Огромное, сердечное спасибо Вам и Вашим подругам за внимание к нам, попавшим в плен советским воинам, за то, что вы и здесь, в неволе, остаетесь истинно русскими девушками. С огромным удовольствием пишу я Вам эту записку. Я уверен, что именно с Вами я говорил в тот день, когда мы впервые встретились в Мариенвердере. Ведь Вас зовут Вера – не так ли? Я слышал, как это имя называла Ваша старшая подруга.
Сейчас я представляю себе Ваше лицо, и мне почему-то кажется, что Вы не только красивы, но еще и очень добры. Я был бы счастлив встретиться с Вами в более благоприятной обстановке – например, в России.
Я не могу просить Вас ответить на мое письмо, так как для советских военнопленных переписка категорически запрещена. Но может быть, нам удастся хотя бы ненадолго встретиться еще раз? Из Вашего адреса я понял, что Вы живете где-то в предместьях Мариенвердера, и понимаю, что и Вам непросто вырваться в город. Но возможно, все-таки когда-нибудь это Вам удастся?

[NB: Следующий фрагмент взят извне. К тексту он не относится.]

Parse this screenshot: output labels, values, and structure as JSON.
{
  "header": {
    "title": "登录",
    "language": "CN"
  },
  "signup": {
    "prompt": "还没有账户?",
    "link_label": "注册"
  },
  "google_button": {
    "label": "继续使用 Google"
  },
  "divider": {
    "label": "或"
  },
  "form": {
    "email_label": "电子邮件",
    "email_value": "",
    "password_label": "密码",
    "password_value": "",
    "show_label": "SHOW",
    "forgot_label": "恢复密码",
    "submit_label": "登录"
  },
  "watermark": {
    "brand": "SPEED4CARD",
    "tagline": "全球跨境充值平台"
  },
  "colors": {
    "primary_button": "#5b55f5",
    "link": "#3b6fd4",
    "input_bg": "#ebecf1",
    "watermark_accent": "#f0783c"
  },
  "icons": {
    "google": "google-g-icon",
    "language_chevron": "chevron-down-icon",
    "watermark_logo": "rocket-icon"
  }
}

В ближайшие три воскресенья, начиная с 20 августа, я буду ждать Вас с 11 до 12 (до полудня). Только Вам следует подойти к нашему лагерю не со стороны главного входа, а, не доходя до помещения вахмана, свернуть (возле желтого дома) на узкую асфальтовую дорожку, что тянется вдоль лагерного ограждения. Дойдете до поворота направо и там увидите что-то наподобие мусорного контейнера. Вот как раз напротив него в ограде имеется небольшое отверстие, через которое мы и сможем поговорить с Вами.
Извините за столь неромантичное место свидания, но ничего иного я, увы, пока предложить не могу.

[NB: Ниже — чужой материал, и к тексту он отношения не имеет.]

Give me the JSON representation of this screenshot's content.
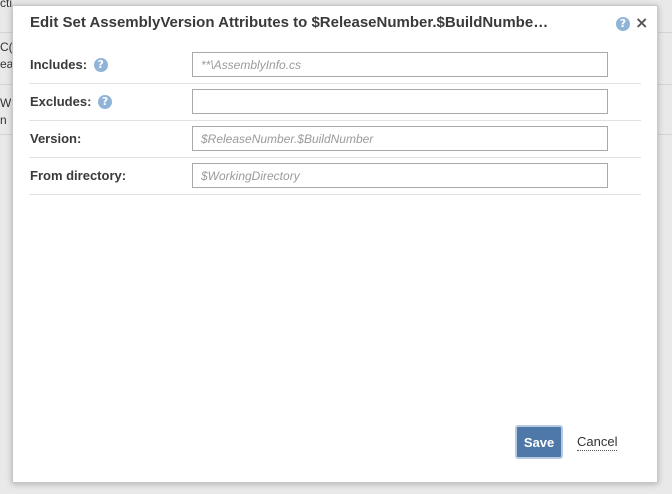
{
  "dialog": {
    "title": "Edit Set AssemblyVersion Attributes to $ReleaseNumber.$BuildNumbe…",
    "help_glyph": "?",
    "close_glyph": "×"
  },
  "fields": [
    {
      "label": "Includes:",
      "has_help": true,
      "value": "",
      "placeholder": "**\\AssemblyInfo.cs"
    },
    {
      "label": "Excludes:",
      "has_help": true,
      "value": "",
      "placeholder": ""
    },
    {
      "label": "Version:",
      "has_help": false,
      "value": "",
      "placeholder": "$ReleaseNumber.$BuildNumber"
    },
    {
      "label": "From directory:",
      "has_help": false,
      "value": "",
      "placeholder": "$WorkingDirectory"
    }
  ],
  "buttons": {
    "save_label": "Save",
    "cancel_label": "Cancel"
  },
  "background": {
    "fragments": [
      "cti",
      "C(",
      "ea",
      "W",
      "n"
    ]
  },
  "colors": {
    "primary_button": "#4e78a8",
    "help_badge": "#8fb4d8"
  }
}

Я буду очень рад, если Вы согласитесь повидаться со мной, ну а если не захотите или не сможете – в обиде тоже не останусь. Понимаю и то, что встречаться с русскими военнопленными здесь, в этой обстановке, не очень-то привлекательно, к тому же далеко не безопасно.
Еще раз спасибо Вам и Вашим подругам от меня и моих товарищей за внимание и доброту.

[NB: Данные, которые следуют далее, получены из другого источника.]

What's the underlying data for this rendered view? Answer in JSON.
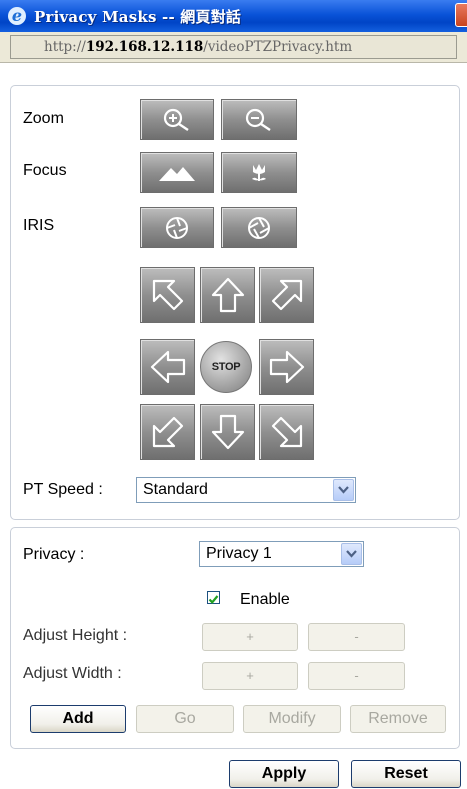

Уважающий ВасФедор Голобородов,штурман-авиатор.Ах, как не хотелось расставаться мне с таким чудным, таким искренним письмом! Но я понимала – оно предназначалось не мне (хотя именно мой адрес значился на конверте), а другой – Вере из Литтчено. Перепутал штурман-авиатор наши с ней адреса.
Вернувшись от Клодта домой, я побежала в Литтчено. К Шмидту за «аусвайсом» не пошла, справедливо рассудив, что вряд ли он отпустит меня так поздно, рискнула отправиться без пропуска.
Вера, чумазая, в рваном, грязном халате (она снова за что-то в немилости у своей «колдовки» – трудится на «черном дворе»), готовила корм свиньям. Я помахала перед ее носом конвертом: «Пляши! За такое письмо ты должна сбацать сразу и „Барыню“, и „Цыганочку“».